Naan, l’écriture d’un roman prend un peu plus de temps. Il m’a fallu plus de sept mois pour écrire Les Fantaisies du Mal. Pour pondre 55 000 mots. Je pense être dans une fourchette de temps acceptable, même si, avec le recul, j’aurais du prendre un peu plus de temps. Il existe plusieurs livres ou sites qui promettent monts et merveilles : leurs méthodes permettraient à n’importe qui d’écrire un best-seller en xx jours. Il peut certes y avoir des guidelines intéressantes ; de bons discours motivationnels ; mais dans le fond, je pense que se sont des conn*ries. Un best-seller ça ne se pond pas comme ça tout seul dans son coin… l’ambition « best-seller » est hautement présomptueuse. Tous les livres ne sont pas faits pour ça ; le marché de l’édition est hyper concurrentiel ; et puis on ne parle pas de pâtisserie… il n’y a pas de recettes réplicables à l’infini. En fait je pense qu’il y a autant de méthodes que de personnes qui écrivent.

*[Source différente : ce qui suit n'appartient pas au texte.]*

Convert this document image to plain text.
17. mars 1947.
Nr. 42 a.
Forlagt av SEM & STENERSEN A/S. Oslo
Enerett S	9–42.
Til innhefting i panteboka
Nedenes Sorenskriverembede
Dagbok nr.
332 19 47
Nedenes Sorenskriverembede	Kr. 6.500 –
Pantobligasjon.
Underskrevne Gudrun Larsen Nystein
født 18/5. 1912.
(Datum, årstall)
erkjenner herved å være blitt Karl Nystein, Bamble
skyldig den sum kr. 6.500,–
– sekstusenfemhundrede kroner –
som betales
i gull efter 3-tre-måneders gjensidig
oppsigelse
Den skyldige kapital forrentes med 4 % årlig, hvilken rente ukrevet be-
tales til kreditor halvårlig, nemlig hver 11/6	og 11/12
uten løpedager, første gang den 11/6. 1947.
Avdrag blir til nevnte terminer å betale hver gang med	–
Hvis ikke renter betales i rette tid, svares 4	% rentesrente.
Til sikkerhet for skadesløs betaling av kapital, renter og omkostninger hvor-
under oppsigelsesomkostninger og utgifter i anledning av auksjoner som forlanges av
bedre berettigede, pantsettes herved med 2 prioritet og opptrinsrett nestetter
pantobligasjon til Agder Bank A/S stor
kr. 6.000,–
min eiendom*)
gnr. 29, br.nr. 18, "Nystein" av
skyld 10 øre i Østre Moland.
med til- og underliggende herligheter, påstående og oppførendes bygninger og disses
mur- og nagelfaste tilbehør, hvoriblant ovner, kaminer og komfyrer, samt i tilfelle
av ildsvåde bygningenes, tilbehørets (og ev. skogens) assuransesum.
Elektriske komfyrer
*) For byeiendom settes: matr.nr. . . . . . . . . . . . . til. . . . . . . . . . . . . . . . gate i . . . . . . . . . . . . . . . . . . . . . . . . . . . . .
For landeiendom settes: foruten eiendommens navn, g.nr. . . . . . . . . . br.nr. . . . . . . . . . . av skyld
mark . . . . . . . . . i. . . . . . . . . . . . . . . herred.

Étant d’un naturel bricoleur, j’ai projeté ma propre méthode. Je l’ai fait évoluer sur le tas. Je la peaufinerai pour l’avenir. Cette méthode colle à ma manière de fonctionner, assez proche, dans l’esprit, à une préparation marathon. Il n’y a pas de secrets : régularité, fun et persévérance sont les bases pour avancer. Faire de son mieux. Être conscient que rien ne sera parfait.
J’avais théoriquement projeté mon travail d’écriture en trois étapes. Simple. Efficace. J’étais trop fier ! Bon… dans les faits ce fut plus complexe. Ecrire un livre est un process ponctué d’allers-retours, de doutes et d’avancées. Mon ambition jouait au yo-yo avec le fil de mon enthousiasme.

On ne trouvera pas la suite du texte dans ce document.